The number of people who died in ICE custody more than doubled in fiscal year 2020, which ended on Sept. 30. Twenty-one people died in 2020, the highest death toll in ICE custody in 15 years, with more than a third of those deaths related to Covid-19. More than 200 people have died in ICE custody since the agency was created, and that does not count the children who have died in facilities operated by Customs and Border Protection (CPB).
According to a 2018 report from Human Rights Watch, American Civil Liberties Union, Detention Watch Network and National Immigrant Justice Center, poor medical treatment contributed to more than half the deaths reported in ICE custody between December 2015 and April 2017.
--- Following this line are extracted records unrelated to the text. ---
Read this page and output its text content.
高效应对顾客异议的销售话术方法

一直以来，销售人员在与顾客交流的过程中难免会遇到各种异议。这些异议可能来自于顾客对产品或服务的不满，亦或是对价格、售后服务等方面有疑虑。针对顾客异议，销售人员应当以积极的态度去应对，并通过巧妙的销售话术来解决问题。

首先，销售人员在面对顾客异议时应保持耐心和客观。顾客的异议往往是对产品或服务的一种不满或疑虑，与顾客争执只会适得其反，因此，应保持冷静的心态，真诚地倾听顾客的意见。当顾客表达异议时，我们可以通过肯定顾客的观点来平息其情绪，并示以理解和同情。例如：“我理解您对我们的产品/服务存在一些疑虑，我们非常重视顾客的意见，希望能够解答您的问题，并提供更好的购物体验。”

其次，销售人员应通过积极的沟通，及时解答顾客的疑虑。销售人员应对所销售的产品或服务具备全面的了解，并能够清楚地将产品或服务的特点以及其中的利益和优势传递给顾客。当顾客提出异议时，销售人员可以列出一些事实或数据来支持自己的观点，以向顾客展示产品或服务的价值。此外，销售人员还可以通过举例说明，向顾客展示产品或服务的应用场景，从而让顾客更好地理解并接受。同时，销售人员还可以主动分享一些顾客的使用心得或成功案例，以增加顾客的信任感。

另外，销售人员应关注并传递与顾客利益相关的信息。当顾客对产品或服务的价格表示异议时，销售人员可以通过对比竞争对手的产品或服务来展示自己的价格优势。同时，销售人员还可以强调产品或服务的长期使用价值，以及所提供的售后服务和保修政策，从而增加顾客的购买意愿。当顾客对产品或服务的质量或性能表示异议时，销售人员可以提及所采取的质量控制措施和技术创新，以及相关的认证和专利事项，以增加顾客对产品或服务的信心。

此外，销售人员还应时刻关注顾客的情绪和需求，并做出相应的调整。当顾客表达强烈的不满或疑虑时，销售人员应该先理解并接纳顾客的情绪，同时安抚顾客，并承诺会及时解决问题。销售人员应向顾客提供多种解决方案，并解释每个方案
ICE also has failed to respond to the health care needs of people in detention in a timely manner, to adequately screen for illnesses, or to communicate important information about people’s medical conditions to staff.
In 2011, Irene Bamenga was given the incorrect dosages of her medication after only 12 days at Albany County Corrections Facility, according to immigration advocates. She died at age 29, and an investigation into her death revealed that she had submitted multiple health-services requests to correct the dosage of her medication, but the facility’s medical staff had repeatedly failed to respond.
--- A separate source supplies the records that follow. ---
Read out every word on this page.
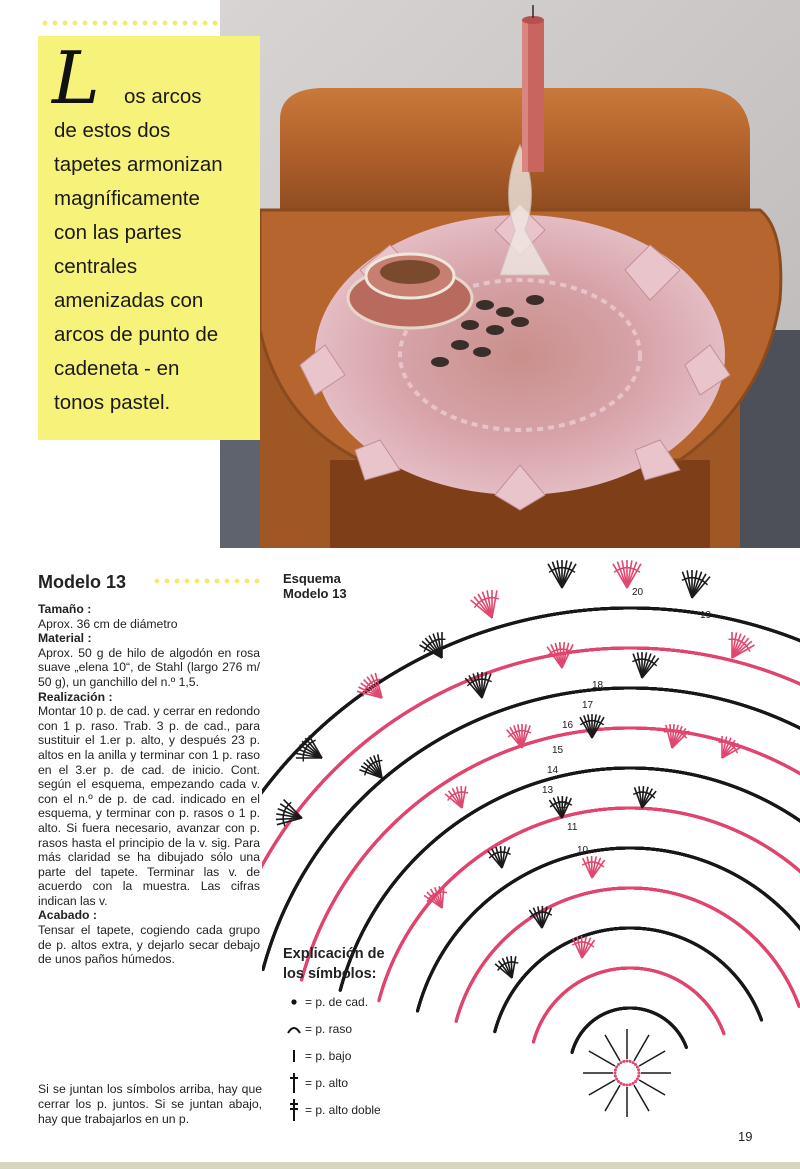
L	os arcos
de estos dos
tapetes armonizan
magníficamente
con las partes
centrales
amenizadas con
arcos de punto de
cadeneta - en
tonos pastel.
Modelo 13

Tamaño :

Aprox. 36 cm de diámetro

Material :

Aprox. 50 g de hilo de algodón en rosa suave „elena 10“, de Stahl (largo 276 m/ 50 g), un ganchillo del n.º 1,5.

Realización :

Montar 10 p. de cad. y cerrar en redondo con 1 p. raso. Trab. 3 p. de cad., para sustituir el 1.er p. alto, y después 23 p. altos en la anilla y terminar con 1 p. raso en el 3.er p. de cad. de inicio. Cont. según el esquema, empezando cada v. con el n.º de p. de cad. indicado en el esquema, y terminar con p. rasos o 1 p. alto. Si fuera necesario, avanzar con p. rasos hasta el principio de la v. sig. Para más claridad se ha dibujado sólo una parte del tapete. Terminar las v. de acuerdo con la muestra. Las cifras indican las v.

Acabado :

Tensar el tapete, cogiendo cada grupo de p. altos extra, y dejarlo secar debajo de unos paños húmedos.

Si se juntan los símbolos arriba, hay que cerrar los p. juntos. Si se juntan abajo, hay que trabajarlos en un p.
Esquema
Modelo 13	20
19
18
17
16
15
14
13
12
11
10
Explicación de
los símbolos:
= p. de cad.
= p. raso
= p. bajo
= p. alto
= p. alto doble
19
In 2012, Evalin-Ali Mandza had a heart attack after 171 days at the Denver Contract Detention Facility. It reportedly took nearly one hour for someone at the facility to call 911 after a code blue emergency was activated. Mandza was 46 years old.
This past May, Carlos Ernesto Escobar Mejia became the first person in ICE detention to die of Covid-19 at Otay Mesa Detention Center. In his final days, the men with Carlos Ernesto tried repeatedly to alert officials of his deteriorating condition and get him to the hospital, but they were ignored. Mejia was 57 years old.
These are just three of many stories.
Medical negligence has become even more pronounced during the Covid-19 pandemic. Since ICE began reporting the number of cases of Covid in detention, there have been more than 6,500 total confirmed cases, according to the agency. The close confinement of immigrant detention centers creates ideal conditions for the spread of disease, yet ICE has repeatedly deprived people in detention of soap, disinfectant and masks, according to the testimonies of people in detention centers.
Not only has ICE manipulated Covid case data and withheld vital information that could protect people in detention from the virus, the agency has also taken steps to shut out congressional oversight and limit attorney and family access to its facilities.
People in detention who have spoken out against the dangerous and unsanitary conditions during the pandemic have faced harsh punishment ranging from pepper spray to solitary confinement. Congressional investigations have only reinforced this, finding that ICE repeatedly uses segregation as a form of retaliation.
Abuse and death in ICE custody has never been an exception. It is an intrinsic part of the immigration detention system, which has allowed egregious medical abuses to continue for decades with no accountability. The truth is that the abuses exposed by this most recent report are only a fraction of what is documented and investigated, and there will inevitably be more to come unless we take bold action.
Congressional and internal oversight has failed to stop the inhumane treatment of people in ICE detention. In fact, Congress’s own report from September reveals that few enforcement mechanisms exist to improve the conditions in detention centers, even after investigations. To truly end these abuses, Congress must defund ICE as a step toward abolishing the agency in its entirety. State and local lawmakers must terminate ICE contracts. The nation’s attention may have moved on, but the crisis remains. And no one is safe in immigration detention.
Silky Shah is the executive director of Detention Watch Network, a national coalition building power through collective advocacy, grassroots organizing, and strategic communications to abolish immigration detention in the United States.